SPOKANE — When Barbara Smit retired in 2015 she lost her equilibrium.
Literally.
The then-61-year-old, who worked as an eye doctor in Spokane, was diagnosed with a rare inner-ear condition which caused spinning and vertigo to the point where the life-long athlete had to hug the floor for hours. Eventually she had part of her inner ear removed, a surgery for Ménière’s disease, which helped but was no magic bullet; she spent months using a walker.
“I thought I’d never be able to do stuff again,” she said, noting that to this day her balance is shaky.
She wouldn’t have been alone.
Those who retire early (defined as before age 65) are 11 percent more likely to die, according to an 18-year-study published in 2016. Other studies have shown a general decrease in health after retirement. And while the research isn’t clear-cut (another study found that if you were already healthy, retiring early increased your life expectancy, for instance) there does seem to be some truth in a saying Smit’s 81-year-old husband loves repeating: “If you rest, you rust.”
And so Smit, “decided I was not somebody who could watch daytime TV.” Instead she “pushed and pushed” to rehabilitate and regain her former mobility.
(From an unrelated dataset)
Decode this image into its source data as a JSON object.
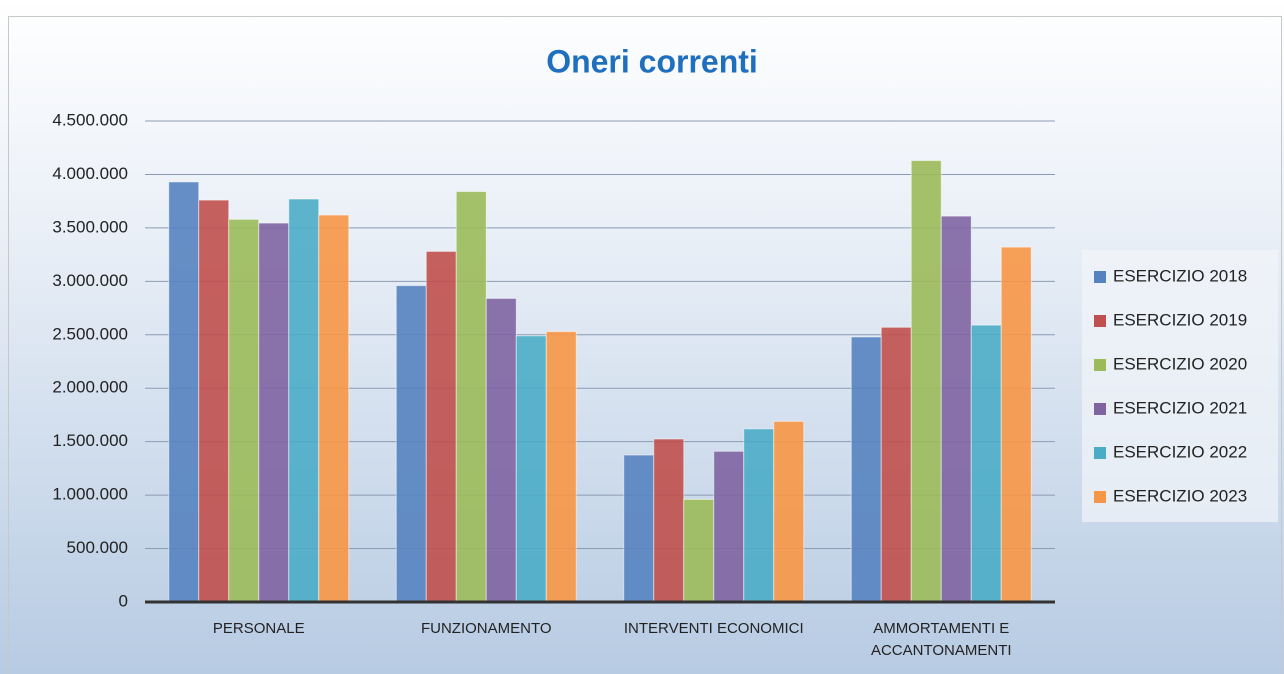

All that pushing culminated this fall at the top of an Argentinian pass after an 8,000-foot bike climb up a dirt road in the Andes Mountains, all of which was part of a 3,000-mile, 62-day bike tour through South America. The tour featured gale-force winds that nearly swept Smit and her bike away, 18 hours of nonstop rain, sore butts, “highly variable camping,” including one memorable night in a barnyard, and 200,000 vertical feet of climbing.